Every Student Succeeds Act: Why Guard/Reserve Kids Should Be Included

Last year, Congress passed the Every Student Succeeds Act, which included a new subgroup for identification in school data: military-connected children.

Why was this important?

We know school-aged military-connected children move three times more than their civilian counterparts - so much that we lobbied to get an interstate compact just for military children and their educational needs.

What we don't know is how much school they are missing compared to their civilian counterparts or how disruptions and transitions in their lives impact school performance, including access to gifted and talented programs and more.

The data now is tracked for military-connected kids as a population through the Military Student Identifier (MSI).

How do Guard and Reserve kids fit into this picture?

It's assumed mobility, or frequent PCSs, are not an issue for most Guard and Reserve families, so the identifier only tracks children whose parents report they are on active duty orders.
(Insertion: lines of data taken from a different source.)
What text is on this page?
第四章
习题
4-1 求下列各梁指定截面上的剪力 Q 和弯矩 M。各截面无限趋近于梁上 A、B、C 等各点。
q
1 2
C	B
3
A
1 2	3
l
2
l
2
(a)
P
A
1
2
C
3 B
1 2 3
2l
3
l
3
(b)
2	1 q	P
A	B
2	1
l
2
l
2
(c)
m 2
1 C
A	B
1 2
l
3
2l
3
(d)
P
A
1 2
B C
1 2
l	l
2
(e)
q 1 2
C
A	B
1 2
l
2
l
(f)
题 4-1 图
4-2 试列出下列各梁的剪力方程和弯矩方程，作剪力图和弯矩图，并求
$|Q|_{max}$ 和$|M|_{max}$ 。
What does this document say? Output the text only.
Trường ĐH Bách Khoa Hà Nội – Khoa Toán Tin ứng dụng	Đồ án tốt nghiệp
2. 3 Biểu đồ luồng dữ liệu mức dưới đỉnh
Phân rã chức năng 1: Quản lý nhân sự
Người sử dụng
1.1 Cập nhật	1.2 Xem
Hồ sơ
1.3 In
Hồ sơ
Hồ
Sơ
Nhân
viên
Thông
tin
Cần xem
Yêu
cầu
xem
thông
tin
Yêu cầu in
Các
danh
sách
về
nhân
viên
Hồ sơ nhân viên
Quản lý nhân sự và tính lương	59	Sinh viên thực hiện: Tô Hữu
This muddies the waters, as Guard and Reserve members might be on active duty intermittently. As a result, data on them is collected sometimes, but not always. There is no way to separate their data from that of children of active component servicemembers.
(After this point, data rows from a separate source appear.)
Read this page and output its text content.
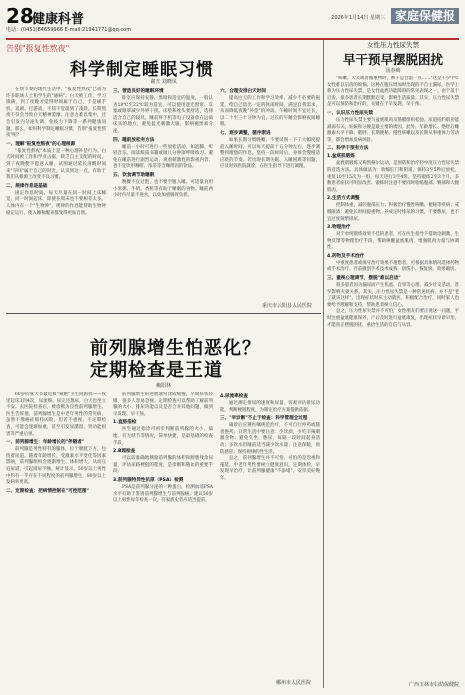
28
健康科普
电话：(0451)84659966 E-mail:21941771@qq.com
2026年1月14日 星期三 家庭保健报
告别"报复性熬夜"
科学制定睡眠习惯
谢丑 刘晓凤

在快节奏的现代生活中，"报复性熬夜"已成为许多职场人士和学生的"通病"。白天被工作、学习填满，到了夜晚才觉得时间属于自己，于是刷手机、追剧、打游戏，不知不觉就到了凌晨。长期熬夜不仅会导致白天精神萎靡、注意力难以集中，还会引发内分泌失调、免疫力下降等一系列健康问题。那么，如何科学制定睡眠习惯，告别"报复性熬夜"呢？

一、理解"报复性熬夜"的心理根源

"报复性熬夜"本质上是一种心理补偿行为。白天时间被工作和学业占据，缺乏自主支配的时间，到了夜晚便不愿意入睡，试图通过延长清醒时间来"夺回"属于自己的时光。认识到这一点，有助于我们从根源上改变不良习惯。

二、规律作息是基础

固定作息时间，每天尽量在同一时间上床睡觉、同一时间起床，即使在周末也不要相差太多。人体内有一个"生物钟"，规律的作息能帮助生物钟稳定运行，使入睡和醒来都变得更加自然。

三、营造良好的睡眠环境

卧室应保持安静、黑暗和适宜的温度，一般认为18℃至22℃较为适宜。可以使用遮光窗帘、耳塞或眼罩减少外界干扰。床垫和枕头要舒适，选择适合自己的寝具。睡前将手机等电子设备放在远离床头的地方，避免蓝光刺激大脑，影响褪黑素分泌。

四、睡前放松有方法

睡前一小时可进行一些放松活动，如泡脚、听轻音乐、阅读纸质书籍或做几分钟深呼吸练习。避免在睡前进行剧烈运动、观看刺激性的影视内容，也不宜饮用咖啡、浓茶等含咖啡因的饮品。

五、饮食调节助睡眠

晚餐不宜过饱，也不要空腹入睡。可适量食用小米粥、牛奶、香蕉等有助于睡眠的食物。睡前两小时内尽量不进食，以免加重肠胃负担。

六、合理安排白天时间

提高白天的工作和学习效率，减少不必要的拖延，给自己留出一定的休闲时间，满足自我需求，从而降低夜晚"补偿"的冲动。午睡时间不宜过长，以二十至三十分钟为宜，过长的午睡会影响夜间睡眠。

七、逐步调整，循序渐进

如果长期习惯晚睡，不要试图一下子大幅度提前入睡时间，可以每天提前十五分钟左右，逐步调整到理想的作息。坚持一段时间后，身体会慢慢适应新的节奏。若出现长期失眠、入睡困难等问题，应及时到医院就诊，在医生指导下进行调理。

重庆市云阳县人民医院
前列腺增生怕恶化？
定期检查是王道
赖阳林

60岁的张大爷最近被"频跑"卫生间困扰——夜里起床3到4次，尿流细、尿完还想尿，白天也坐立不安。去医院检查后，被诊断为良性前列腺增生。医生告诉他，前列腺增生是中老年男性的常见病，虽然不像癌症那样凶险，但若不重视、不定期检查，可能会逐渐加重，甚至引发尿潴留、肾功能损害等严重后果。

一、前列腺增生：年龄增长的"伴随者"

前列腺是男性特有的腺体，位于膀胱下方，包绕着尿道。随着年龄增长，受激素水平变化等因素影响，前列腺组织会逐渐增生、体积增大，从而压迫尿道，引起排尿不畅。统计显示，50岁以上男性中约有一半存在不同程度的前列腺增生，80岁以上发病率更高。

二、定期检查：把病情控制在"可控范围"

前列腺增生的进展通常比较缓慢，早期症状轻微，很多人容易忽视。定期检查可以帮助了解前列腺的大小、排尿功能以及是否合并其他问题，做到早发现、早干预。

1.直肠指检

医生通过指诊可初步判断前列腺的大小、质地、有无结节等情况，简单快捷，是最基础的检查手段。

2.B超检查

可以较准确地测量前列腺的体积和膀胱残余尿量，评估尿路梗阻的程度，是诊断和随访的重要手段。

3.前列腺特异性抗原（PSA）检测

PSA是前列腺分泌的一种蛋白，检测血清PSA水平有助于鉴别前列腺增生与前列腺癌。建议50岁以上男性每年检查一次，有家族史者应适当提前。

4.尿流率检查

通过测定排尿的速度和尿量，客观评估排尿功能，判断梗阻程度，为制定治疗方案提供依据。

三、"早诊断"不止于检查：科学管理全过程

确诊后应遵医嘱规范治疗，不可自行停药或随意换药。日常生活中要注意：少饮酒，少吃辛辣刺激食物；避免久坐、憋尿，每隔一段时间起身活动；多饮水但睡前适当减少饮水量；注意保暖，预防感冒；保持规律的性生活。

总之，前列腺增生并不可怕，可怕的是忽视和拖延。中老年男性要树立健康意识，定期体检，早发现早治疗，让前列腺健康"不添堵"，安享美好晚年。

郴州市人民医院
女性压力性尿失禁
早干预早摆脱困扰
汤春梅

"咳嗽、大笑或者搬重物时，裤子总会湿一点……"这是不少中年女性难以启齿的烦恼。这种在腹压增加时出现的不自主漏尿，医学上称为压力性尿失禁，是女性盆底功能障碍的常见表现之一。由于羞于启齿，很多患者长期默默忍受，影响生活质量。其实，压力性尿失禁是可以预防和治疗的，关键在于早发现、早干预。

一、认识压力性尿失禁

压力性尿失禁主要与盆底肌肉及筋膜组织松弛、尿道括约肌功能减弱有关。妊娠和分娩是最主要的诱因，此外，年龄增长、绝经后雌激素水平下降、肥胖、长期便秘、慢性咳嗽以及长期从事重体力劳动等，都会增加发病风险。

二、科学干预有方法
1.盆底肌锻炼

盆底肌锻炼又称凯格尔运动，是预防和治疗轻中度压力性尿失禁的首选方法。具体做法为：收缩肛门和阴道，保持3至5秒后放松，重复10至15次为一组，每天进行3至4组。坚持锻炼2至3个月，多数患者症状可明显改善。锻炼时注意不要同时收缩腹部、臀部和大腿肌肉。

2.生活方式调整

控制体重，减轻腹部压力；积极治疗慢性咳嗽、便秘等疾病；戒烟限酒；避免长时间提重物；养成定时排尿的习惯，不要憋尿，也不宜过度频繁排尿。

3.物理治疗

对于单纯锻炼效果不佳的患者，可在医生指导下借助电刺激、生物反馈等物理治疗手段，帮助唤醒盆底肌肉，增强肌肉力量与协调性。

4.药物及手术治疗

中重度患者或保守治疗效果不理想者，可根据具体情况选择药物或手术治疗。目前微创手术技术成熟，创伤小、恢复快，效果确切。

三、重视心理调节，摆脱"难以启齿"

很多患者因为漏尿而产生焦虑、自卑等心理，减少社交活动，甚至影响夫妻关系。其实，压力性尿失禁是一种常见疾病，并不是"老了就该这样"。出现症状时应主动就医，积极配合治疗，同时家人也要给予理解和支持，帮助患者树立信心。

总之，压力性尿失禁并不可怕，女性朋友们要正视这一问题，平时注重盆底健康保养，产后及时进行盆底康复，出现症状早诊早治，才能真正摆脱困扰，重拾生活的自信与从容。

广西玉林市妇幼保健院
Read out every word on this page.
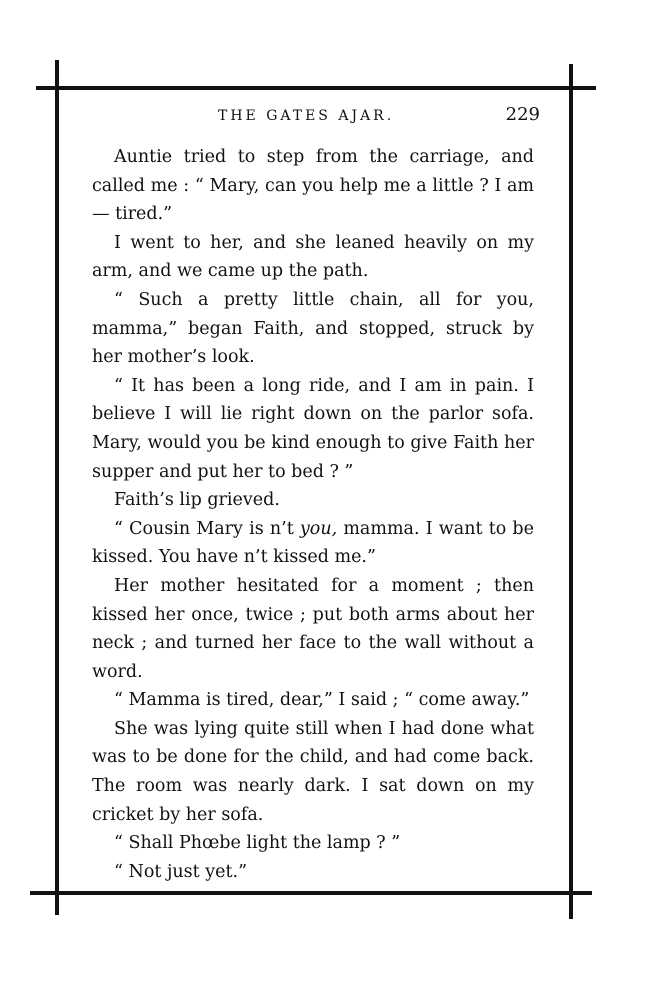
THE GATES AJAR.	229

Auntie tried to step from the carriage, and called me : “ Mary, can you help me a little ? I am — tired.”

I went to her, and she leaned heavily on my arm, and we came up the path.

“ Such a pretty little chain, all for you, mamma,” began Faith, and stopped, struck by her mother’s look.

“ It has been a long ride, and I am in pain. I believe I will lie right down on the parlor sofa. Mary, would you be kind enough to give Faith her supper and put her to bed ? ”

Faith’s lip grieved.

“ Cousin Mary is n’t you, mamma. I want to be kissed. You have n’t kissed me.”

Her mother hesitated for a moment ; then kissed her once, twice ; put both arms about her neck ; and turned her face to the wall without a word.

“ Mamma is tired, dear,” I said ; “ come away.”

She was lying quite still when I had done what was to be done for the child, and had come back. The room was nearly dark. I sat down on my cricket by her sofa.

“ Shall Phœbe light the lamp ? ”

“ Not just yet.”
Why is it important to separate Guard and Reserve component military children?

We know a lot about the challenges of multiple moves on military-connected children, and it is great that we now have a way to track the educational impacts. However, there is growing evidence suggesting parental absence has negative impacts as well.

It is important to understand how a military child's educational experience is affected when a National Guard member is mobilized to deal with a mudslide 250 miles away.

As we say in the advocacy community, “gone is gone.” It makes no difference to that child whether their parent is in the Middle East battling the Islamic State of Iraq and Syria or a forest fire in Northern California.

There is a fix for this. States have the ability to implement the MSI on their own; some already have.

Texas added an MSI to the Texas Education Agency's annual data collection in 2013. Review of that data by the Military Child Education Coalition (MCEC), which has been a leader in advocacy for military-connected children, highlighted opportunities to improve support and minimize disruptions for military-connected children.

MOAA supports efforts to disaggregate data on military children of the National Guard and Reserve, and believes the best way to achieve this is through state legislation. MCEC has great resources on this issue and is working with states and other advocacy organizations to build awareness at the state and local level.

Guard and Reserve families have a role to play here, too, in reaching out to their state legislators and letting them know how service impacts their children and why their children's challenges should be captured in data.